I am trying to upgrade my existing pytorch 0.4 model to 1.0 and am attempting to use the Caffe2 backend to run the models in production on the GPU.
So, what I did is as follows:
# Export my model to ONNX
torch.onnx._export(model, args, "test.pnnx", export_params=True)
import caffe2.python.onnx.backend as onnx_caffe2_backend
# Load the ONNX model from file.
model = onnx.load("test.onnx")
# We will run our model on the GPU with ID 3.
rep = onnx_caffe2_backend.prepare(model, device="CUDA:3")

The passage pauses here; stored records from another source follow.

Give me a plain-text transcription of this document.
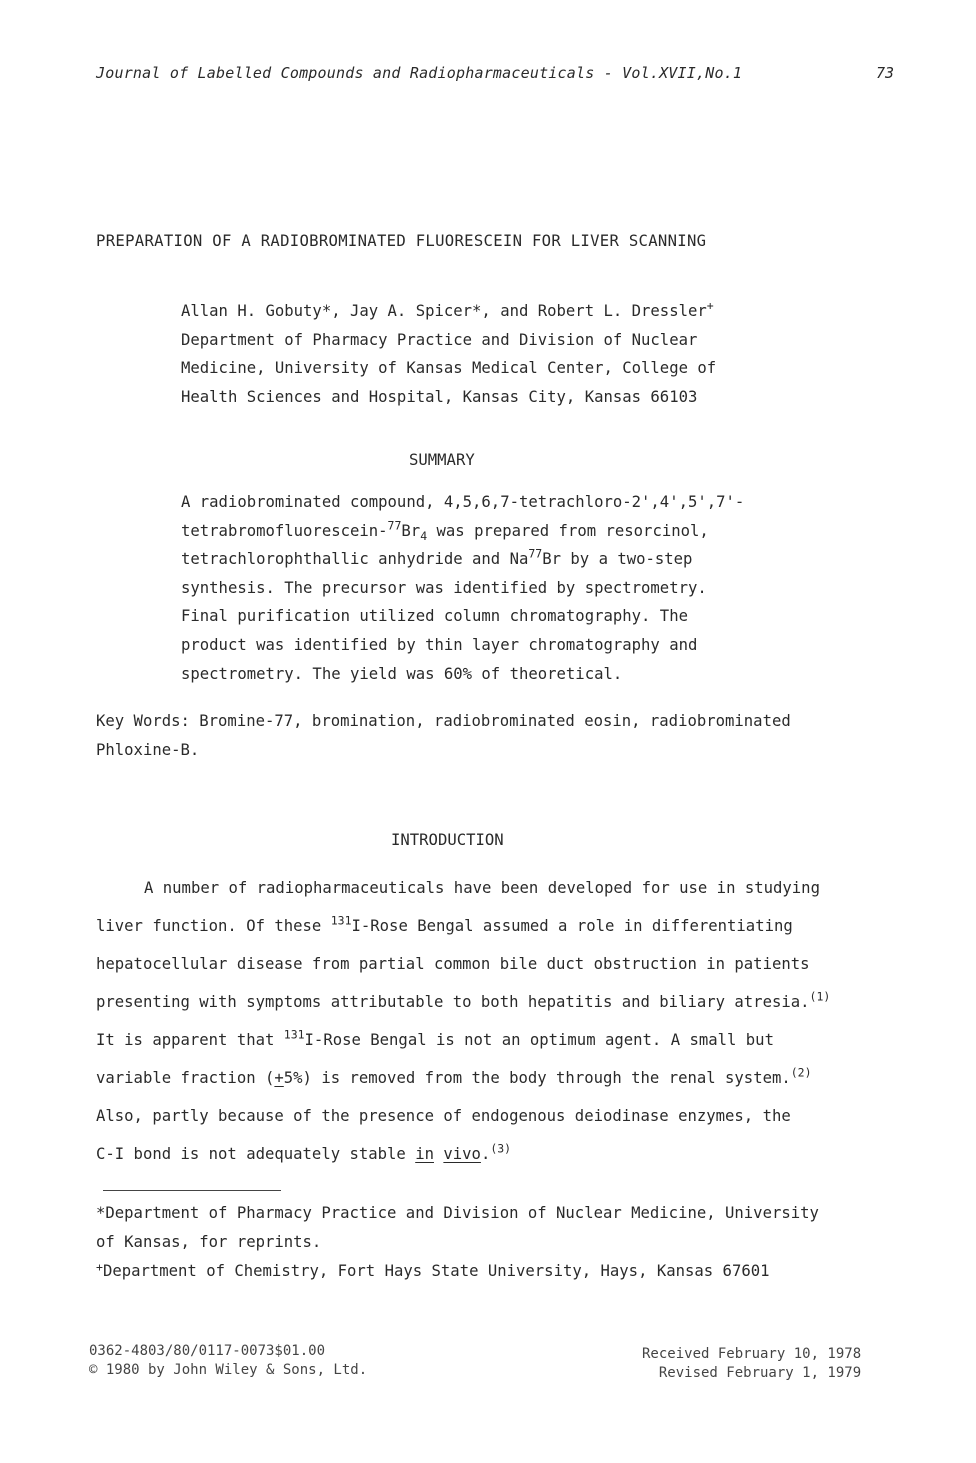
Journal of Labelled Compounds and Radiopharmaceuticals - Vol.XVII,No.1	73
PREPARATION OF A RADIOBROMINATED FLUORESCEIN FOR LIVER SCANNING
Allan H. Gobuty*, Jay A. Spicer*, and Robert L. Dressler+
Department of Pharmacy Practice and Division of Nuclear
Medicine, University of Kansas Medical Center, College of
Health Sciences and Hospital, Kansas City, Kansas 66103
SUMMARY
A radiobrominated compound, 4,5,6,7-tetrachloro-2',4',5',7'-
tetrabromofluorescein-$^{77}Br_4$ was prepared from resorcinol,
tetrachlorophthallic anhydride and Na$^{77}$Br by a two-step
synthesis. The precursor was identified by spectrometry.
Final purification utilized column chromatography. The
product was identified by thin layer chromatography and
spectrometry. The yield was 60% of theoretical.
Key Words: Bromine-77, bromination, radiobrominated eosin, radiobrominated
Phloxine-B.
INTRODUCTION
A number of radiopharmaceuticals have been developed for use in studying
liver function. Of these $^{131}$I-Rose Bengal assumed a role in differentiating
hepatocellular disease from partial common bile duct obstruction in patients
presenting with symptoms attributable to both hepatitis and biliary atresia.$^{(1)}$
It is apparent that $^{131}$I-Rose Bengal is not an optimum agent. A small but
variable fraction (+5%) is removed from the body through the renal system.$^{(2)}$
Also, partly because of the presence of endogenous deiodinase enzymes, the
C-I bond is not adequately stable in vivo.$^{(3)}$
*Department of Pharmacy Practice and Division of Nuclear Medicine, University
of Kansas, for reprints.
+Department of Chemistry, Fort Hays State University, Hays, Kansas 67601
0362-4803/80/0117-0073$01.00
© 1980 by John Wiley & Sons, Ltd.
Received February 10, 1978
Revised February 1, 1979
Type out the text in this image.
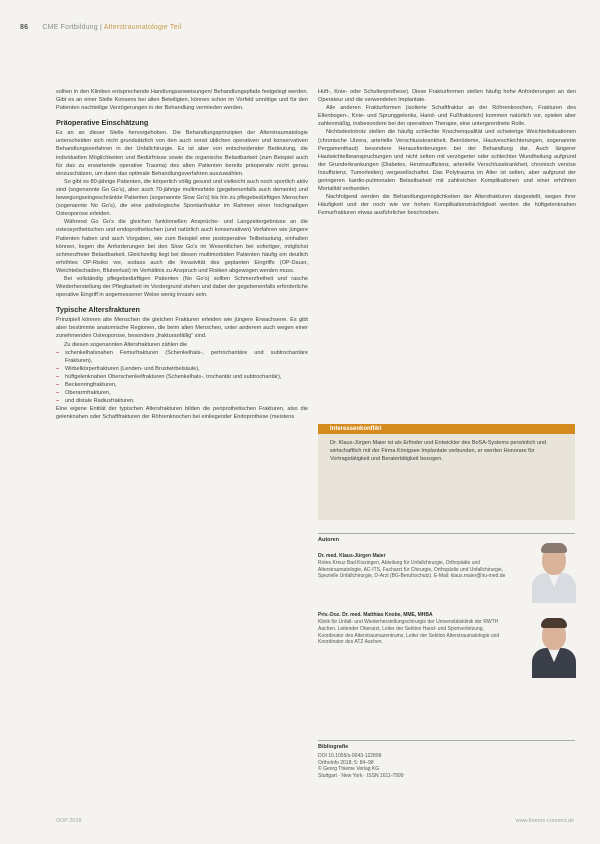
86 CME Fortbildung | Alterstraumatologie Teil

sollten in den Kliniken entsprechende Handlungsanweisungen/ Behandlungspfade festgelegt werden. Gibt es an einer Stelle Konsens bei allen Beteiligten, können schon im Vorfeld unnötige und für den Patienten nachteilige Verzögerungen in der Behandlung vermieden werden.

Präoperative Einschätzung

Es an an dieser Stelle hervorgehoben. Die Behandlungsprinzipien der Alterstraumatologie unterscheiden sich nicht grundsätzlich von den auch sonst üblichen operativen und konservativen Behandlungsverfahren in der Unfallchirurgie. Es ist aber von entscheidender Bedeutung, die individuellen Möglichkeiten und Bedürfnisse sowie die organische Belastbarkeit (zum Beispiel auch für das zu erwartende operative Trauma) des alten Patienten bereits präoperativ nicht genau einzuschätzen, um dann das optimale Behandlungsverfahren auszuwählen.

So gibt es 80-jährige Patienten, die körperlich völlig gesund und vielleicht auch noch sportlich aktiv sind (sogenannte Go Go's), aber auch 70-jährige multimorbide (gegebenenfalls auch demente) und bewegungseingeschränkte Patienten (sogenannte Slow Go's) bis hin zu pflegebedürftigen Menschen (sogenannte No Go's), die eine pathologische Spontanfraktur im Rahmen einer hochgradigen Osteoporose erleiden.

Während Go Go's die gleichen funktionellen Ansprüche- und Langzeitergebnisse an die osteosynthetischen und endoprothetischen (und natürlich auch konservativen) Verfahren wie jüngere Patienten haben und auch Vorgaben, wie zum Beispiel eine postoperative Teilbelastung, einhalten können, liegen die Anforderungen bei den Slow Go's im Wesentlichen bei sofortiger, möglichst schmerzfreier Belastbarkeit. Gleichzeitig liegt bei diesen multimorbiden Patienten häufig ein deutlich erhöhtes OP-Risiko vor, sodass auch die Invasivität des geplanten Eingriffs (OP-Dauer, Weichteilschaden, Blutverlust) im Verhältnis zu Anspruch und Risiken abgewogen werden muss.

Bei vollständig pflegebedürftigen Patienten (No Go's) sollten Schmerzfreiheit und rasche Wiederherstellung der Pflegbarkeit im Vordergrund stehen und dabei der gegebenenfalls erforderliche operative Eingriff in angemessener Weise wenig invasiv sein.

Typische Altersfrakturen

Prinzipiell können alte Menschen die gleichen Frakturen erleiden wie jüngere Erwachsene. Es gibt aber bestimmte anatomische Regionen, die beim alten Menschen, unter anderem auch wegen einer zunehmenden Osteoporose, besonders „frakturanfällig“ sind.

Zu diesen sogenannten Altersfrakturen zählen die

– schenkelhalsnahen Femurfrakturen (Schenkelhals-, pertrochantäre und subtrochantäre Frakturen),
– Wirbelkörperfrakturen (Lenden- und Brustwirbelsäule),
– hüftgelenknahen Oberschenkelfrakturen (Schenkelhals-, trochantär und subtrochantär),
– Beckenringfrakturen,
– Oberarmfrakturen,
– und distale Radiusfrakturen.

Eine eigene Entität der typischen Altersfrakturen bilden die periprothetischen Frakturen, also die gelenknahen oder Schaftfrakturen der Röhrenknochen bei einliegender Endoprothese (meistens

Hüft-, Knie- oder Schulterprothese). Diese Frakturformen stellen häufig hohe Anforderungen an den Operateur und die verwendeten Implantate.

Alle anderen Frakturformen (isolierte Schaftfraktur an der Röhrenknochen, Frakturen des Ellenbogen-, Knie- und Sprunggelenks, Hand- und Fußfrakturen) kommen natürlich vor, spielen aber zahlenmäßig, insbesondere bei der operativen Therapie, eine untergeordnete Rolle.

Nichtsdestotrotz stellen die häufig schlechte Knochenqualität und schwierige Weichteilsituationen (chronische Ulzera, arterielle Verschlusskrankheit, Beinödeme, Hautveschlechterungen, sogenannte Pergamenthaut) besondere Herausforderungen bei der Behandlung dar. Auch längerer Hautwichtelbeanspruchungen und nicht selten mit verzögerter oder schlechter Wundheilung aufgrund der Grunderkrankungen (Diabetes, Herzinsuffizienz, arterielle Verschlusskrankheit, chronisch venöse Insuffizienz, Tumorleiden) vergesellschaftet. Das Polytrauma im Alter ist selten, aber aufgrund der geringeren kardio-pulmonalen Belastbarkeit mit zahlreichen Komplikationen und einer erhöhten Mortalität verbunden.

Nachfolgend werden die Behandlungsmöglichkeiten der Altersfrakturen dargestellt, wegen ihrer Häufigkeit und der noch wie vor hohen Komplikationsträchtigkeit werden die hüftgelenknahen Femurfrakturen etwas ausführlicher beschrieben.

Interessenkonflikt
Dr. Klaus-Jürgen Maier ist als Erfinder und Entwickler des BoSA-Systems persönlich und wirtschaftlich mit der Firma Königsee Implantate verbunden, er werden Honorare für Vortragstätigkeit und Beratertätigkeit bezogen.
Autoren
Dr. med. Klaus-Jürgen Maier
Rotes Kreuz Bad Kissingen, Abteilung für Unfallchirurgie, Orthopädie und Alterstraumatologie, AC-ITS, Facharzt für Chirurgie, Orthopädie und Unfallchirurgie, Spezielle Unfallchirurgie, D-Arzt (BG-Berufsschutz). E-Mail: klaus.maier@lru-med.de
Priv.-Doz. Dr. med. Matthias Knobe, MME, MHBA
Klinik für Unfall- und Wiederherstellungschirurgie der Universitätsklinik der RWTH Aachen. Leitender Oberarzt, Leiter der Sektion Hand- und Sportverletzung, Koordinator des Alterstraumazentrums, Leiter der Sektion Alterstraumatologie und Koordinator des ATZ Aachen.
Bibliografie
DOI 10.1055/s-0043-122899
OrthoInfo 2018; 5: 84–98
© Georg Thieme Verlag KG
Stuttgart · New York · ISSN 1611-7999
OUP 2018	www.thieme-connect.de
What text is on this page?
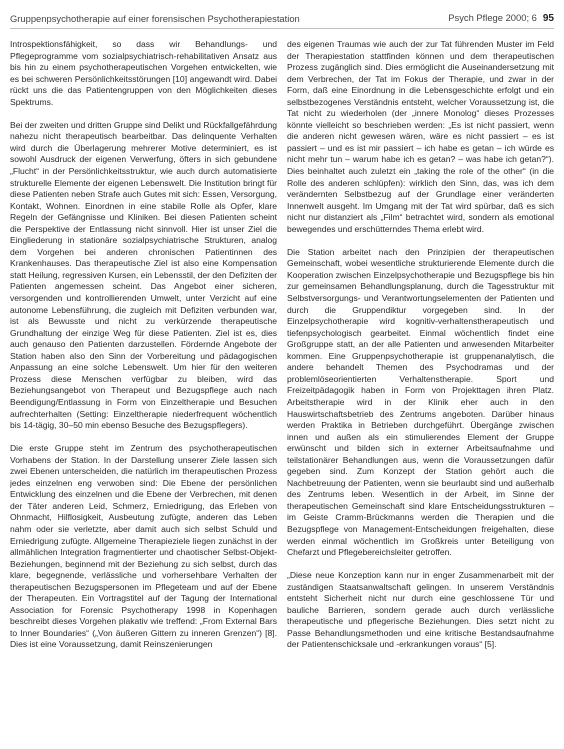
Gruppenpsychotherapie auf einer forensischen Psychotherapiestation	Psych Pflege 2000; 6 95

Introspektionsfähigkeit, so dass wir Behandlungs- und Pflegeprogramme vom sozialpsychiatrisch-rehabilitativen Ansatz aus bis hin zu einem psychotherapeutischen Vorgehen entwickelten, wie es bei schweren Persönlichkeitsstörungen [10] angewandt wird. Dabei rückt uns die das Patientengruppen von den Möglichkeiten dieses Spektrums.

Bei der zweiten und dritten Gruppe sind Delikt und Rückfallgefährdung nahezu nicht therapeutisch bearbeitbar. Das delinquente Verhalten wird durch die Überlagerung mehrerer Motive determiniert, es ist sowohl Ausdruck der eigenen Verwerfung, öfters in sich gebundene „Flucht“ in der Persönlichkeitsstruktur, wie auch durch automatisierte strukturelle Elemente der eigenen Lebenswelt. Die Institution bringt für diese Patienten neben Strafe auch Gutes mit sich: Essen, Versorgung, Kontakt, Wohnen. Einordnen in eine stabile Rolle als Opfer, klare Regeln der Gefängnisse und Kliniken. Bei diesen Patienten scheint die Perspektive der Entlassung nicht sinnvoll. Hier ist unser Ziel die Eingliederung in stationäre sozialpsychiatrische Strukturen, analog dem Vorgehen bei anderen chronischen Patientinnen des Krankenhauses. Das therapeutische Ziel ist also eine Kompensation statt Heilung, regressiven Kursen, ein Lebensstil, der den Defiziten der Patienten angemessen scheint. Das Angebot einer sicheren, versorgenden und kontrollierenden Umwelt, unter Verzicht auf eine autonome Lebensführung, die zugleich mit Defiziten verbunden war, ist als Bewusste und nicht zu verkürzende therapeutische Grundhaltung der einzige Weg für diese Patienten. Ziel ist es, dies auch genauso den Patienten darzustellen. Fördernde Angebote der Station haben also den Sinn der Vorbereitung und pädagogischen Anpassung an eine solche Lebenswelt. Um hier für den weiteren Prozess diese Menschen verfügbar zu bleiben, wird das Beziehungsangebot von Therapeut und Bezugspflege auch nach Beendigung/Entlassung in Form von Einzeltherapie und Besuchen aufrechterhalten (Setting: Einzeltherapie niederfrequent wöchentlich bis 14-tägig, 30–50 min ebenso Besuche des Bezugspflegers).

Die erste Gruppe steht im Zentrum des psychotherapeutischen Vorhabens der Station. In der Darstellung unserer Ziele lassen sich zwei Ebenen unterscheiden, die natürlich im therapeutischen Prozess jedes einzelnen eng verwoben sind: Die Ebene der persönlichen Entwicklung des einzelnen und die Ebene der Verbrechen, mit denen der Täter anderen Leid, Schmerz, Erniedrigung, das Erleben von Ohnmacht, Hilflosigkeit, Ausbeutung zufügte, anderen das Leben nahm oder sie verletzte, aber damit auch sich selbst Schuld und Erniedrigung zufügte. Allgemeine Therapieziele liegen zunächst in der allmählichen Integration fragmentierter und chaotischer Selbst-Objekt-Beziehungen, beginnend mit der Beziehung zu sich selbst, durch das klare, begegnende, verlässliche und vorhersehbare Verhalten der therapeutischen Bezugspersonen im Pflegeteam und auf der Ebene der Therapeuten. Ein Vortragstitel auf der Tagung der International Association for Forensic Psychotherapy 1998 in Kopenhagen beschreibt dieses Vorgehen plakativ wie treffend: „From External Bars to Inner Boundaries“ („Von äußeren Gittern zu inneren Grenzen“) [8]. Dies ist eine Voraussetzung, damit Reinszenierungen

des eigenen Traumas wie auch der zur Tat führenden Muster im Feld der Therapiestation stattfinden können und dem therapeutischen Prozess zugänglich sind. Dies ermöglicht die Auseinandersetzung mit dem Verbrechen, der Tat im Fokus der Therapie, und zwar in der Form, daß eine Einordnung in die Lebensgeschichte erfolgt und ein selbstbezogenes Verständnis entsteht, welcher Voraussetzung ist, die Tat nicht zu wiederholen (der „innere Monolog“ dieses Prozesses könnte vielleicht so beschrieben werden: „Es ist nicht passiert, wenn die anderen nicht gewesen wären, wäre es nicht passiert – es ist passiert – und es ist mir passiert – ich habe es getan – ich würde es nicht mehr tun – warum habe ich es getan? – was habe ich getan?“). Dies beinhaltet auch zuletzt ein „taking the role of the other“ (in die Rolle des anderen schlüpfen): wirklich den Sinn, das, was ich dem verändernten Selbstbezug auf der Grundlage einer veränderten Innenwelt ausgeht. Im Umgang mit der Tat wird spürbar, daß es sich nicht nur distanziert als „Film“ betrachtet wird, sondern als emotional bewegendes und erschütterndes Thema erlebt wird.

Die Station arbeitet nach den Prinzipien der therapeutischen Gemeinschaft, wobei wesentliche strukturierende Elemente durch die Kooperation zwischen Einzelpsychotherapie und Bezugspflege bis hin zur gemeinsamen Behandlungsplanung, durch die Tagesstruktur mit Selbstversorgungs- und Verantwortungselementen der Patienten und durch die Gruppendiktur vorgegeben sind. In der Einzelpsychotherapie wird kognitiv-verhaltenstherapeutisch und tiefenpsychologisch gearbeitet. Einmal wöchentlich findet eine Großgruppe statt, an der alle Patienten und anwesenden Mitarbeiter kommen. Eine Gruppenpsychotherapie ist gruppenanalytisch, die andere behandelt Themen des Psychodramas und der problemlöseorientierten Verhaltenstherapie. Sport und Freizeitpädagogik haben in Form von Projekttagen ihren Platz. Arbeitstherapie wird in der Klinik eher auch in den Hauswirtschaftsbetrieb des Zentrums angeboten. Darüber hinaus werden Praktika in Betrieben durchgeführt. Übergänge zwischen innen und außen als ein stimulierendes Element der Gruppe erwünscht und bilden sich in externer Arbeitsaufnahme und teilstationärer Behandlungen aus, wenn die Voraussetzungen dafür gegeben sind. Zum Konzept der Station gehört auch die Nachbetreuung der Patienten, wenn sie beurlaubt sind und außerhalb des Zentrums leben. Wesentlich in der Arbeit, im Sinne der therapeutischen Gemeinschaft sind klare Entscheidungsstrukturen – im Geiste Cramm-Brückmanns werden die Therapien und die Bezugspflege von Management-Entscheidungen freigehalten, diese werden einmal wöchentlich im Großkreis unter Beteiligung von Chefarzt und Pflegebereichsleiter getroffen.

„Diese neue Konzeption kann nur in enger Zusammenarbeit mit der zuständigen Staatsanwaltschaft gelingen. In unserem Verständnis entsteht Sicherheit nicht nur durch eine geschlossene Tür und bauliche Barrieren, sondern gerade auch durch verlässliche therapeutische und pflegerische Beziehungen. Dies setzt nicht zu Passe Behandlungsmethoden und eine kritische Bestandsaufnahme der Patientenschicksale und -erkrankungen voraus“ [5].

outputs = rep.run(np.random.randn(1, 3, 128, 64).astype(np.float32))
Now, I have a couple of questions about this:
1: What if my input data already resides on the GPU? How can I pass that data to the model rather than moving it to CPU with numpy and then passing it to the executor? I tried tjhe following:
args = torch.randn(1, 3, 128, 64, dtype=torch.float32).cuda(3)
print(args.dtype)
outputs = rep.run(args)
This prints torch.float32
. However, I get the error:
if arr.dtype == np.dtype('float64'):
TypeError: data type not understood
I am not sure why the array is being interpreted as a double
array.
2: I noticed that the call to the prepare
is rather slow. So, it seems my old pytorch code is faster than running it on the backend. I will do more exhaustive timing comparisons but is this the right way to export the model and have it running on the GPU with pytorch/onnx/caffe?
So, regarding this point. If I call prepare
without the GPU option, the call is fast but specifying GPU with onnx_caffe2_backend.prepare(model, device="CUDA:3")
is very slow.
My system is using
- python 3.6.8
- pytorch 1.0.0
- onnx 1.3.0
- ubuntu 16.04
- cuda 9.0